A man may possess the advantages that education, training, culture give, yet all these excellent acquirements combined cannot manufacture an artist. It needs the live coal taken from off the altar to kindle the sacred flame which illumines the artist's soul.
The painter's art is subject to this very mysterious law. Philip Gilbert Hamerton describes the working of the artistic spirit in man. He says: "Painting is a pursuit in which thought, scholarship, information, go for little; whereas a strange, unaccountable talent working in obscure ways achieves the only results worth having. Here is a field in which neither birth nor condition is of any use, and wealth itself of exceeding little; here faculty alone avails, and a kind of faculty so subtle and peculiar, so difficult to estimate before years have been spent in developing it, or wasted in the vain attempt to develop where it does not exist."
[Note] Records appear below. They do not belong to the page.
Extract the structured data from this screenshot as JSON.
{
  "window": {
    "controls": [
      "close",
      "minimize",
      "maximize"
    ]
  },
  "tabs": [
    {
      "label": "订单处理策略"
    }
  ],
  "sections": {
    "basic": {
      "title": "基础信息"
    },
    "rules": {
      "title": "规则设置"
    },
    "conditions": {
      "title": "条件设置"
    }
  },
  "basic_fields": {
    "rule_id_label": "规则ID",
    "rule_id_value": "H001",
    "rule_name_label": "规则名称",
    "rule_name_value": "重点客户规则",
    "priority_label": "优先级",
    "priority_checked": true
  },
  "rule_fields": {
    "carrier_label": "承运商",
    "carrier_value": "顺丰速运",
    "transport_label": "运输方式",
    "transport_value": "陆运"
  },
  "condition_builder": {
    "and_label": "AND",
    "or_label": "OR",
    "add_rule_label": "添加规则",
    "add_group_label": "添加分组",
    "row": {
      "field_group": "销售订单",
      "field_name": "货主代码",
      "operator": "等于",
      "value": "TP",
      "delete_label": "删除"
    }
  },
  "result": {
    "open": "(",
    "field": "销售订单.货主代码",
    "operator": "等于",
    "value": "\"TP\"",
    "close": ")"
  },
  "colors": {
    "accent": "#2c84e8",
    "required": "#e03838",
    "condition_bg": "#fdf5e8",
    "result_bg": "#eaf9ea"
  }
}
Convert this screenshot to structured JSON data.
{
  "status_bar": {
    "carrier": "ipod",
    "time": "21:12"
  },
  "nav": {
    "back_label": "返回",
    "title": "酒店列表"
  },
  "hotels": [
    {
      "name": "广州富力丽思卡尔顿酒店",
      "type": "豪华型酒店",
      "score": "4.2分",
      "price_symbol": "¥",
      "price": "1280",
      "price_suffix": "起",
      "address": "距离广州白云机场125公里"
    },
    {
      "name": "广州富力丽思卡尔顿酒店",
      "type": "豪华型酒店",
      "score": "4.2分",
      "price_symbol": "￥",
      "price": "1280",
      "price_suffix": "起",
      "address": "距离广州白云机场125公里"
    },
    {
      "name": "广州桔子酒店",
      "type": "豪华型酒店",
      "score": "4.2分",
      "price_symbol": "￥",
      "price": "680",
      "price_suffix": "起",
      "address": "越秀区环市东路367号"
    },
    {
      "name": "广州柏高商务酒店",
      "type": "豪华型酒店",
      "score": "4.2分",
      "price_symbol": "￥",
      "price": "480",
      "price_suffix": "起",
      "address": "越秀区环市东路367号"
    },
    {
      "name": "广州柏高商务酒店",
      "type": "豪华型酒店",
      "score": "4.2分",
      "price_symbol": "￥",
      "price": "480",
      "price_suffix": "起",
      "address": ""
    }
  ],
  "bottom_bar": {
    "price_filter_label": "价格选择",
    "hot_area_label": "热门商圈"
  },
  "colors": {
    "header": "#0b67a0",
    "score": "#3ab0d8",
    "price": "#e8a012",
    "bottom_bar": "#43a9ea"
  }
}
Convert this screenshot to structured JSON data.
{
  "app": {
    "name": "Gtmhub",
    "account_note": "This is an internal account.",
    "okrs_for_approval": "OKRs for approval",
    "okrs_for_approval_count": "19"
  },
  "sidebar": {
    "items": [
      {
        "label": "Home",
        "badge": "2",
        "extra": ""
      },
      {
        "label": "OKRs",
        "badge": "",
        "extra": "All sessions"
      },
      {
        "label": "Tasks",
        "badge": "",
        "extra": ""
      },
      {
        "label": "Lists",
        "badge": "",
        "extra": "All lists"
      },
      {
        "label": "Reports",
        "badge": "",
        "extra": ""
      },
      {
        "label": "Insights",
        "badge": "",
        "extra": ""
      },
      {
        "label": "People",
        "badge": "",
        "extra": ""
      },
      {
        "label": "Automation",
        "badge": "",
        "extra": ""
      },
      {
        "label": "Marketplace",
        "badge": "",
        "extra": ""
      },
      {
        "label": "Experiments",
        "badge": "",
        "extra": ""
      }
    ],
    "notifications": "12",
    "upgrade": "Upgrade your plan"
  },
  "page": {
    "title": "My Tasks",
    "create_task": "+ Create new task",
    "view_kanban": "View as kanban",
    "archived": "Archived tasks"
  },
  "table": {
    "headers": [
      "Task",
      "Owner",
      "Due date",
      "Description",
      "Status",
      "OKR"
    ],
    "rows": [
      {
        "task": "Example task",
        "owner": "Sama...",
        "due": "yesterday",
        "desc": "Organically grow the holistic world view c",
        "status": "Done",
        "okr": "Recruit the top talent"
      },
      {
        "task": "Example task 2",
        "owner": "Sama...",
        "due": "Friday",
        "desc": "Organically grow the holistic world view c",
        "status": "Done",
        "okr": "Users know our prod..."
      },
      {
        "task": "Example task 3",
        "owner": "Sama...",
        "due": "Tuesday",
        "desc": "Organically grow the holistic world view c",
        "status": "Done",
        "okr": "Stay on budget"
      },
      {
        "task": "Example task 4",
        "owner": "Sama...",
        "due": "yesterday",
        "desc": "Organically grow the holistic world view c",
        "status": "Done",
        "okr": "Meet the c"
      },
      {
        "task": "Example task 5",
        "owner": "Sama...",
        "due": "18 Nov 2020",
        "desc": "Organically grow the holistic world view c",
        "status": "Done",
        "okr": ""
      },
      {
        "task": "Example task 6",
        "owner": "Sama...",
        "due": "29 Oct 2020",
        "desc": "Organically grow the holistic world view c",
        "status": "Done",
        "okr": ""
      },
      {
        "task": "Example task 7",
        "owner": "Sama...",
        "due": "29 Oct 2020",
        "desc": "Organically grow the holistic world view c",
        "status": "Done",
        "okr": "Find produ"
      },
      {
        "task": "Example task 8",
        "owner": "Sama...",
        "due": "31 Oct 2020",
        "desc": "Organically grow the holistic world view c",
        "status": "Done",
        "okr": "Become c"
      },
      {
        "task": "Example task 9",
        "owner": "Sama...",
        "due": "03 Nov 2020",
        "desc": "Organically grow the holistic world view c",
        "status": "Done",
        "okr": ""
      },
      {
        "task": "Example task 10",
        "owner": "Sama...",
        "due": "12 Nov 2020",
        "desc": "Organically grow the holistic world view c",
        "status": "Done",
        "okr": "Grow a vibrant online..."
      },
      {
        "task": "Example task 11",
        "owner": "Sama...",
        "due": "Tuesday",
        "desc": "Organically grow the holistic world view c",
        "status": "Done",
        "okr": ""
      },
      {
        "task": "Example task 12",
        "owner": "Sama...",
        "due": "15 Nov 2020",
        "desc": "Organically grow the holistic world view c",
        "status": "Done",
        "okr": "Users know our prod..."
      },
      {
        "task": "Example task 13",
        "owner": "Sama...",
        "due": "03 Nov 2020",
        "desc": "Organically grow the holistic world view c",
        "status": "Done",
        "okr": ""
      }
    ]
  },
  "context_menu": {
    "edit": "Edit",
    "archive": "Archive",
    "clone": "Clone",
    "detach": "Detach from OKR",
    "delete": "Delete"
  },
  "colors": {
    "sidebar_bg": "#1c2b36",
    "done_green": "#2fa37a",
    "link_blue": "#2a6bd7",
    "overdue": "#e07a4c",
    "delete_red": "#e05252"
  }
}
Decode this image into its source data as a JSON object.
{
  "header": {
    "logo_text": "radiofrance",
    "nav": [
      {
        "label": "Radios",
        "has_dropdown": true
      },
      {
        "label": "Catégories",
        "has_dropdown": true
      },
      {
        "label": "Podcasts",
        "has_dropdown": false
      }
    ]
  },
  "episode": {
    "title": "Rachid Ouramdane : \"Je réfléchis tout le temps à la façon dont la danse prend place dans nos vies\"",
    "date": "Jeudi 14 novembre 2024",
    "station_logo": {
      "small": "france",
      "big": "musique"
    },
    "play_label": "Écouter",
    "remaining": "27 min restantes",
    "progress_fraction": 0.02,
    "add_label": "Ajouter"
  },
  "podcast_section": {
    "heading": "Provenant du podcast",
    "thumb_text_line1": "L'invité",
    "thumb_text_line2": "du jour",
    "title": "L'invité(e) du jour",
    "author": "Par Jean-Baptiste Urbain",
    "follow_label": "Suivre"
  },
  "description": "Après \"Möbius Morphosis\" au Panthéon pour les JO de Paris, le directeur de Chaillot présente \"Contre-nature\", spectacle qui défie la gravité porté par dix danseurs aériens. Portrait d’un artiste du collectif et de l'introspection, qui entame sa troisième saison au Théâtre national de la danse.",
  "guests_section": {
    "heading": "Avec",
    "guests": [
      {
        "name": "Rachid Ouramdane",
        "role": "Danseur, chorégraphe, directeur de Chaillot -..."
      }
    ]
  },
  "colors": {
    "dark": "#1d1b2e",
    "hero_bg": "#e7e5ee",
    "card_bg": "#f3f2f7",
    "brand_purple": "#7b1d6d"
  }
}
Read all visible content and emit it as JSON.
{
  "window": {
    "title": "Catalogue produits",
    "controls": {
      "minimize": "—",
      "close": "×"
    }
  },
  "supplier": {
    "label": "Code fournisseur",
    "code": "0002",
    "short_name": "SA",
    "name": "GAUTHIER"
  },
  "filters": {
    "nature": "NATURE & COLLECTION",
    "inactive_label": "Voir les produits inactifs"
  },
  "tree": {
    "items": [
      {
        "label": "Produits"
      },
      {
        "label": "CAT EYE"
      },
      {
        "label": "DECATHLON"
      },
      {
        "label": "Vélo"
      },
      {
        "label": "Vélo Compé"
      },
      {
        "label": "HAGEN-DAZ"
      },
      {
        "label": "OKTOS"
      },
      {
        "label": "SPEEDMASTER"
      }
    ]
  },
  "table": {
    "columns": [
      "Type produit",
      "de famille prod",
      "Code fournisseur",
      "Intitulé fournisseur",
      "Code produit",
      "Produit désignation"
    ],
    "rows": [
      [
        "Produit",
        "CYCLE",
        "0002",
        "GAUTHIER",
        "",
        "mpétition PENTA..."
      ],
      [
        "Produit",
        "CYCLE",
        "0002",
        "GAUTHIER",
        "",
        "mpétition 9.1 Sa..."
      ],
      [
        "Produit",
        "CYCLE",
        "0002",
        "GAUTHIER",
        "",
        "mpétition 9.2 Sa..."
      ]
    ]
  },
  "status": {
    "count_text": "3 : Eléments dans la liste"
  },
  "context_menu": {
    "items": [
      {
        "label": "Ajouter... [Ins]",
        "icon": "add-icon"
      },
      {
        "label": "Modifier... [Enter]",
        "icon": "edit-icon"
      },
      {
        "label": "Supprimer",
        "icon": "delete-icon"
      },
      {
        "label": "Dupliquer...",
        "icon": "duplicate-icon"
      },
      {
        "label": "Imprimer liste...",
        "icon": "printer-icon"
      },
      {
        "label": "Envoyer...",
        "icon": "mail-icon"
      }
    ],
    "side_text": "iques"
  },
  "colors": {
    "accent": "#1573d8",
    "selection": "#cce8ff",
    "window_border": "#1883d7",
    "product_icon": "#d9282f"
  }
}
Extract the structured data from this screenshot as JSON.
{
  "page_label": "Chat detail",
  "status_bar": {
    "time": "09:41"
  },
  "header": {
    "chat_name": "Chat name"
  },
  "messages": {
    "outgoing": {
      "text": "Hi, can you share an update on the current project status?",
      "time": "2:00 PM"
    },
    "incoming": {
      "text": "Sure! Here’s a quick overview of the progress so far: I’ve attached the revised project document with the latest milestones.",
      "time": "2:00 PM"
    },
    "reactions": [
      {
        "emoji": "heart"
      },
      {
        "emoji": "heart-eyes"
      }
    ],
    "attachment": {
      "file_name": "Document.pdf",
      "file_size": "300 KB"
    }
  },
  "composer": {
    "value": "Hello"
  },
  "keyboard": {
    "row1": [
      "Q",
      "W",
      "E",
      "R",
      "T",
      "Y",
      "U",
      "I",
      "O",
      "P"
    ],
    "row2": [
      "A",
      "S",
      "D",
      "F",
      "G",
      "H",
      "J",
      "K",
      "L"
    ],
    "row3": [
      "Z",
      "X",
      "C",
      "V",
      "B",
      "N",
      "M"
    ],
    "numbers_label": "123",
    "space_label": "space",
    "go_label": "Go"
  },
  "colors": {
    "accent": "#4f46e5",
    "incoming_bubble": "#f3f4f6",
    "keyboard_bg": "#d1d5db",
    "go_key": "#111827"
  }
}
There are pictures you and I dearly love, and they are priceless treasures in the market; yet there is no deep thought or display of learning in them to win our admiration. They violate facts of history, they outrage the grammar of academic art, and even their drawing may be inaccurate. Why, then, are such works cherished and treasured? Because, with all their faults, they have power, they have feeling; they speak to the heart. The men who painted them were unlearned and ignorant, but they were artists to the finger-tips. There is a spiritual something breathing beneath the surface of the true painter's work which leaps to the eye and draws upon us and bestirs our emotions. Other pictures--laboured, scholastic, monumental, they leave us cold and passionless, and we pass them by on the other side.
A good architect also is to the manner born. The principles of proportion in designing a building are difficult to adjust to give pleasure to the eye. Now, the sense of proportion is a gift which some men possess and others lack; although they are architects by profession, they are amateurs in construction. Without that subtle sense of proportion a man blunders through his designs, and puts no feeling of beauty or joy in the finished structure which is the work of his hands. Ruskin says: "It is just as rational an attempt to teach a young architect how to proportion truly and well by calculating for him the proportions of fine works as it would be to teach him to compare melodies by calculating the mathematical relations of the notes in Beethoven's 'Adelaide' or Mozart's 'Requiem.' The man who has eye and intellect will invent beautiful proportions, and cannot help it; but he can no more tell us how to do it than Wordsworth could tell us how to write a sonnet, or than Scott could have told us how to plan a romance."